The last class of German battleships to fight during World War I were the Bayerns (Bayern and Baden, completed in 1916; two sisters were uncompleted by war’s end). These were the first German battleships to mount 15-inch guns, and they each carried three oil-burning boilers. The remaining 11 boilers were still coal-fired, although oil could be sprayed over the coal to aid combustion. Although neither completed unit was finished in time for Jutland, Baden did have an adventurous career: It set out on 18–19 August 1916 against British coastal targets but was nearly cut off by the Grand Fleet; it sortied in the North Sea two months later, then bombarded Russian shore targets in the Baltic Gulf of Riga in the month of the Russian Revolution (October 1917); and it participated in the fruitless High Seas Fleet sweep toward the Norwegian coast in April 1918. Beached by British crews at the Scapa Flow seppuku, Baden was carefully examined by RN constructors. Its construction was found to be in no significant way superior to contemporary RN battleships. (Baden was expended as a target ship in 1921.)
Italy’s first dreadnought, Dante Alighieri, was completed in 1913. It was the first capital ship with triple main gun turrets (12-inch guns) arranged along the centerline.

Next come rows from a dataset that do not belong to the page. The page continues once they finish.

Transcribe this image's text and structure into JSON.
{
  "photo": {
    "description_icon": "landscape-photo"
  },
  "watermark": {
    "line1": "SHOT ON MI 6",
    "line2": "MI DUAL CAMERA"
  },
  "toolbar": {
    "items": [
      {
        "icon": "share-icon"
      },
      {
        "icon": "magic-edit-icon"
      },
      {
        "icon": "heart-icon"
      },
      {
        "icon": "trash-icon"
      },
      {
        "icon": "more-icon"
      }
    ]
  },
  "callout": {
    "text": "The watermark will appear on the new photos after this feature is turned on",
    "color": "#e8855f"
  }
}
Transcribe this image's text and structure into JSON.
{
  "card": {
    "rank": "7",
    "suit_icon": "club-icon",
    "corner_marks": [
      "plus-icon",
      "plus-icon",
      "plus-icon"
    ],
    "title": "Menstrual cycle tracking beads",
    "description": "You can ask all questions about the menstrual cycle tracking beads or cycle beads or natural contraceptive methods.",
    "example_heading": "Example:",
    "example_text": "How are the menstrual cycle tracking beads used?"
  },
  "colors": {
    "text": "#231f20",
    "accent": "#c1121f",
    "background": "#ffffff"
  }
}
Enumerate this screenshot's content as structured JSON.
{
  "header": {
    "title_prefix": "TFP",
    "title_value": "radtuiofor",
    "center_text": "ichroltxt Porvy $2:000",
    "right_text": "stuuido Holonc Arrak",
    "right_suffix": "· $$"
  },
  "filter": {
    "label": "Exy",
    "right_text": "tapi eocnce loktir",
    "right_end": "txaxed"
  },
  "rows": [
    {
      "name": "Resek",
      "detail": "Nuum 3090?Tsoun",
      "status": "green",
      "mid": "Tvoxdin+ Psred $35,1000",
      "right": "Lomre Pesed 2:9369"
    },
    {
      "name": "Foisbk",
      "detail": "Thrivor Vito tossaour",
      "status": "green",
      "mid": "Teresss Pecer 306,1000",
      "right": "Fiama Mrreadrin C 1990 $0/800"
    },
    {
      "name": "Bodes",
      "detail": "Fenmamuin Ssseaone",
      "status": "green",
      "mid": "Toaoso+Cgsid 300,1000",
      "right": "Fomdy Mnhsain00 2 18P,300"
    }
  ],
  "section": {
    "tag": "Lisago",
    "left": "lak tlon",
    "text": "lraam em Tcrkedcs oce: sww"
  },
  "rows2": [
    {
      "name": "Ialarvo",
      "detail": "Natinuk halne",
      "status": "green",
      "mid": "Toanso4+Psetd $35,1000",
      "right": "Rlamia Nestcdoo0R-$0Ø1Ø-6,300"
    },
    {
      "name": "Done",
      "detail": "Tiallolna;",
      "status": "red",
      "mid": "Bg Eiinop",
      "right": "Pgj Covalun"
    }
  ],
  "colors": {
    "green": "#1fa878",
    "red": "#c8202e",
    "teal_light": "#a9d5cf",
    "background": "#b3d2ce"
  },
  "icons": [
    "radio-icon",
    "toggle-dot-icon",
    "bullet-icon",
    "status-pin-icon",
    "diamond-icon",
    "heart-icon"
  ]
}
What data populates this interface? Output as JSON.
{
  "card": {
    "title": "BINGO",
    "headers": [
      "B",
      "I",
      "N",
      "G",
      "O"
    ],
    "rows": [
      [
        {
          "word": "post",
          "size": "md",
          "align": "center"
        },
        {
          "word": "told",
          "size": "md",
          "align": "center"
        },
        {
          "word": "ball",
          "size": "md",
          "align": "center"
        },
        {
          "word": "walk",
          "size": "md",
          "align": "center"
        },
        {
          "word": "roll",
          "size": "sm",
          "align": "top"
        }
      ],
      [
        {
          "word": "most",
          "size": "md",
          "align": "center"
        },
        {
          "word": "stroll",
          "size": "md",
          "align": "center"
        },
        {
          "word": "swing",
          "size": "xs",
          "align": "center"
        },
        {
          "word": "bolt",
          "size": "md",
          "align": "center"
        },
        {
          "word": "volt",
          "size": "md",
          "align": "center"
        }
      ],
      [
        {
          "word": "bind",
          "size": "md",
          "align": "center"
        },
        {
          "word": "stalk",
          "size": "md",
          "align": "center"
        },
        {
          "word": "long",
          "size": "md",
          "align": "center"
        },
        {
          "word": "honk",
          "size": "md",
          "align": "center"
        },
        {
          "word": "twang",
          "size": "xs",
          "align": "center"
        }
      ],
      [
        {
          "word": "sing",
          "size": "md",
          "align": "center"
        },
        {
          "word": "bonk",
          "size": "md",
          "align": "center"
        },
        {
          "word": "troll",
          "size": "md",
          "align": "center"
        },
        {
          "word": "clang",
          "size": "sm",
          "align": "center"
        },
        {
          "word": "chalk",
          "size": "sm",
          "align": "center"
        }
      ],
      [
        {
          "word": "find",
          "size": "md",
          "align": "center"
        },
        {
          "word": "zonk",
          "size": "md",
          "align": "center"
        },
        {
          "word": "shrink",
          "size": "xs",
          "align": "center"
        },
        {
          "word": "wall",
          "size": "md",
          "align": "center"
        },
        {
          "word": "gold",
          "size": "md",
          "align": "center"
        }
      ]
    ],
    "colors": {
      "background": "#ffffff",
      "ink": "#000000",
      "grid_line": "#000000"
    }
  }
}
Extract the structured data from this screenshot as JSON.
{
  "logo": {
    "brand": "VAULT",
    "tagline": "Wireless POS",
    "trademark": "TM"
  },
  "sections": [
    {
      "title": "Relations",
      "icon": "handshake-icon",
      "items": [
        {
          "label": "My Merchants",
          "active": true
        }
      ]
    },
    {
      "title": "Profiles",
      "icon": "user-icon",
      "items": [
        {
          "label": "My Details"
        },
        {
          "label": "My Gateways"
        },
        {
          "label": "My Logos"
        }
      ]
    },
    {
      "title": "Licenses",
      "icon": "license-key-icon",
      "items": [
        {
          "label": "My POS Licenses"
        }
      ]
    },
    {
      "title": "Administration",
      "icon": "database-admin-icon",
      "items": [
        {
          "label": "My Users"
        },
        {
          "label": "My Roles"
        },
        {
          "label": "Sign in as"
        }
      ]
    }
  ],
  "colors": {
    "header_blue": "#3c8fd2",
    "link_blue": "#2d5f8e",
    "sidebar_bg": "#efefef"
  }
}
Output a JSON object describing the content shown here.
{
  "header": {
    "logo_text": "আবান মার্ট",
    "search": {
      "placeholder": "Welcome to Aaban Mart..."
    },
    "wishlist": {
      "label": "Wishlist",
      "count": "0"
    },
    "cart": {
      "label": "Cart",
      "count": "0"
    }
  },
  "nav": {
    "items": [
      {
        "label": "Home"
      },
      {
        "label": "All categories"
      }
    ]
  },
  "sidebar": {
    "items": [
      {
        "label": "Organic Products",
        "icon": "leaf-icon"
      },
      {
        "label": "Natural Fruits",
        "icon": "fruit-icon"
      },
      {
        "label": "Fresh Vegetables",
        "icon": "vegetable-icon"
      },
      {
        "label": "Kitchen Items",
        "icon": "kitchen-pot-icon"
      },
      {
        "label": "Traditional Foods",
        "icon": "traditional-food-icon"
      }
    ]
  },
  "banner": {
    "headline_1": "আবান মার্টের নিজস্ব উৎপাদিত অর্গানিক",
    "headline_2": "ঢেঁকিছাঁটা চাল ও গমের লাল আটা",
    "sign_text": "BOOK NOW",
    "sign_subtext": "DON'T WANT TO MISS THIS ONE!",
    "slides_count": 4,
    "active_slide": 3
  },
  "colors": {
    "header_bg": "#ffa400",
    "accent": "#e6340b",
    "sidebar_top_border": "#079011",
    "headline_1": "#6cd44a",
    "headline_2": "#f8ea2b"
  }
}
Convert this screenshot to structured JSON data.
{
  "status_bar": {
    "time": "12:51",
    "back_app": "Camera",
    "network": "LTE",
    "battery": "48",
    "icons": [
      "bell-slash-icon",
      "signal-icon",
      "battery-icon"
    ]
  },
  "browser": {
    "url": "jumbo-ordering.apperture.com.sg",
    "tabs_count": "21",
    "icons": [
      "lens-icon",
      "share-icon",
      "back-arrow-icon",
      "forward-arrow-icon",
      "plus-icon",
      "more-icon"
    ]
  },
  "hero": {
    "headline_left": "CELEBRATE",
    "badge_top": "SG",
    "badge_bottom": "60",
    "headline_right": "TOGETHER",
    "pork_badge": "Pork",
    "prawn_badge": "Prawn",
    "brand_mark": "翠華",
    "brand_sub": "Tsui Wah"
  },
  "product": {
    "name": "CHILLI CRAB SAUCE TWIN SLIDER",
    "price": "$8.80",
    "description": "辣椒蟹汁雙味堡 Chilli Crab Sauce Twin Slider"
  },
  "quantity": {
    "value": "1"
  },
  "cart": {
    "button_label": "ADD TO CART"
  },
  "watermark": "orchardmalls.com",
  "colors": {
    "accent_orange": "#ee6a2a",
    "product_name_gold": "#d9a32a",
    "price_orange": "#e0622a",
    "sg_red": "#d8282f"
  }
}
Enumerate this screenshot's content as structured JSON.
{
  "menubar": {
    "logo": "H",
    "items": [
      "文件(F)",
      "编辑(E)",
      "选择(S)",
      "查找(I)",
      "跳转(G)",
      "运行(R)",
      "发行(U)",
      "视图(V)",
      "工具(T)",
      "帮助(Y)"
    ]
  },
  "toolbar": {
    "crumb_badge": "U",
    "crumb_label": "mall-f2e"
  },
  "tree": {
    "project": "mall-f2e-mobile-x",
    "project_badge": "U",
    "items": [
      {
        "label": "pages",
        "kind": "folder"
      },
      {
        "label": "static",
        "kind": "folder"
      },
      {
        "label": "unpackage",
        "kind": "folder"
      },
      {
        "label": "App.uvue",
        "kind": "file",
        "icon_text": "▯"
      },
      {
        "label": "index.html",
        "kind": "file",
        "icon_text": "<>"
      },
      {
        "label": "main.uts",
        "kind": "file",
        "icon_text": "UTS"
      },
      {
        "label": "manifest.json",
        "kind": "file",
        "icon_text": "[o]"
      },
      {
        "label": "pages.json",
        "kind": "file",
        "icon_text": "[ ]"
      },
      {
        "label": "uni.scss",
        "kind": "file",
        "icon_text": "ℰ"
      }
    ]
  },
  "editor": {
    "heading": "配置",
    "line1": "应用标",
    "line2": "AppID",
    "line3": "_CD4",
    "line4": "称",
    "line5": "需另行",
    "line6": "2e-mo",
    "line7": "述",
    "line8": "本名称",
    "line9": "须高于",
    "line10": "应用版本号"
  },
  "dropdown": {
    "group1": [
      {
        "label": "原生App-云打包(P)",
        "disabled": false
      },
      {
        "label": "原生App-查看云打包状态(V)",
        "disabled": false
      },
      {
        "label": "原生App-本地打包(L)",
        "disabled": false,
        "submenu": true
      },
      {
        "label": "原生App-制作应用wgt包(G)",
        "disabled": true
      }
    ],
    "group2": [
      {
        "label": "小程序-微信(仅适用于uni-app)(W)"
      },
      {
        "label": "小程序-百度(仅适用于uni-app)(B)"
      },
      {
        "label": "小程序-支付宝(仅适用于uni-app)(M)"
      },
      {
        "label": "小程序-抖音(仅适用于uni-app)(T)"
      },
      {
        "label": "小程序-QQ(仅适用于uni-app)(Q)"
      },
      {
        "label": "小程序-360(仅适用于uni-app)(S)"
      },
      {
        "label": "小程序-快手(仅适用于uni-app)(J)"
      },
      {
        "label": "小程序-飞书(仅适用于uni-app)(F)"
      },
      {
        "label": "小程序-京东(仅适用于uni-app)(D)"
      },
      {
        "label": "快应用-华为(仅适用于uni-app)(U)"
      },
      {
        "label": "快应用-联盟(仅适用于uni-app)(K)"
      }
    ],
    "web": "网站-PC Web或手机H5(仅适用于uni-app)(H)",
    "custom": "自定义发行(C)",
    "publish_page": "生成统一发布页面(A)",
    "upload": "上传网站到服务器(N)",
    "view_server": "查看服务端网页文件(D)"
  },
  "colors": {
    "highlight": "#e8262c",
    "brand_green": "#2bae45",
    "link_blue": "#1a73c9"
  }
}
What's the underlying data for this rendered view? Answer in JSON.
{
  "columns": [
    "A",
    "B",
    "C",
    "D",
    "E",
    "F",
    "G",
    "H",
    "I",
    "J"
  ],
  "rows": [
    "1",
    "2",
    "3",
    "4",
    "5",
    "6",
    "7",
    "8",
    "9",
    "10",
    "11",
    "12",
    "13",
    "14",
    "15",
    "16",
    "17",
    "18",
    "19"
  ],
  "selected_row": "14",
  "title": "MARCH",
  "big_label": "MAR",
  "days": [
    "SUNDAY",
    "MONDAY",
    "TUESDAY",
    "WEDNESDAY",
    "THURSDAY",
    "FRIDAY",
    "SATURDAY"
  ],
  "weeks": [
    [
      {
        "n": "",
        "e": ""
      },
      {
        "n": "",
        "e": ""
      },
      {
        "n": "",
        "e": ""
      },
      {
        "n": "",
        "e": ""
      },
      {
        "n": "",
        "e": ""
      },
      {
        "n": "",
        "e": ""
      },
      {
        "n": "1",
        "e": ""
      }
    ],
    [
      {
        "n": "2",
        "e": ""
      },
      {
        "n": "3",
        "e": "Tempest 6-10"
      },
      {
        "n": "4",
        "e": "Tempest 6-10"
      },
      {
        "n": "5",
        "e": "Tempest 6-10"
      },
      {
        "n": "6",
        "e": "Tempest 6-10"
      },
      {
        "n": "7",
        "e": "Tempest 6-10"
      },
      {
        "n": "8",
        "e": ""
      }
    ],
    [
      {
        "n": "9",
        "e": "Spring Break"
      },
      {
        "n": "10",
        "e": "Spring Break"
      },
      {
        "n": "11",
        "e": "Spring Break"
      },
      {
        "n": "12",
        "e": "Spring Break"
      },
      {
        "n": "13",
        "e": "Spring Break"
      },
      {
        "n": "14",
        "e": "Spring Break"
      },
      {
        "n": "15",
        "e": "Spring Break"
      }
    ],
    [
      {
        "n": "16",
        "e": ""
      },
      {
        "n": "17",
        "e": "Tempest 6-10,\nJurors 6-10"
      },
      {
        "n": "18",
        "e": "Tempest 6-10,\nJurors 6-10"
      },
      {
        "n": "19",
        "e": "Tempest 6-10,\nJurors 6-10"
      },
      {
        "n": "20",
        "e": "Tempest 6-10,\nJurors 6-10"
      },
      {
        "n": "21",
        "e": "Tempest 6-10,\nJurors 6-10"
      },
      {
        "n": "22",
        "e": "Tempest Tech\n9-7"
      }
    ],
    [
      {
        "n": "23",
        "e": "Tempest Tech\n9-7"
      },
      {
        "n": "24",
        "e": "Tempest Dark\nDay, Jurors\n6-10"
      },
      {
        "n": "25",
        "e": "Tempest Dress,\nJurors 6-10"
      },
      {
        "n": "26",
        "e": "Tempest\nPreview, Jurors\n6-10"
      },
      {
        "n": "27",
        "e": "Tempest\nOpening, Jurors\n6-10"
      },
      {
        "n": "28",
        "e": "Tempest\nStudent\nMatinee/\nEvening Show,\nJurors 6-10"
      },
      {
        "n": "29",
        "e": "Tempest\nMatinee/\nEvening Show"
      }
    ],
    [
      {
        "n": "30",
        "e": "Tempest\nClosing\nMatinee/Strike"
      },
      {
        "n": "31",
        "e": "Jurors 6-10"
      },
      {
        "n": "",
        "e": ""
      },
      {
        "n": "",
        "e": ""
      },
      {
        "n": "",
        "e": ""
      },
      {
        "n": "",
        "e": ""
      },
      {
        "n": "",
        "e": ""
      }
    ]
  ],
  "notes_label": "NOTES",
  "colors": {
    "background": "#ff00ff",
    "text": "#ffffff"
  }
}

It was considered the fastest battleship in the world at the time, although its speed, typical for Italian battleships, was gained at the expense of armor. Dante Alighieri participated in only one action during World War I, the bombardment of Austrian-held Durazzo, Albania. Its design, with amidships turrets, precluded any serious modernization, and it was scrapped in 1928. Italy’s two subsequent dreadnought classes, Cavour (Conte di Cavour, Giulio Cesare, and Leonardo da Vinci, completed 1914–1915), and Doria (Andrea Doria and Caio Duilio, completed in 1916 and 1915, respectively) did not participate in World War I. The Italians do have the distinction of being the only naval power to name a battleship after a poet, Dante Alighieri, and an artist, Leonardo da Vinci. (The French did name an armored cruiser after a historian [the Jules Michlet] and a theologian [the Ernst Renan].) Italy also laid down four units of the Caracciolo class, but these first Italian super-dreadnoughts (31,400 tons and 15-inch guns) were never completed, for the same reasons the other naval powers mostly stopped dreadnought construction during World War I: lack of steel and other materials due to their diversion to the construction of submarines, destroyers, and light craft.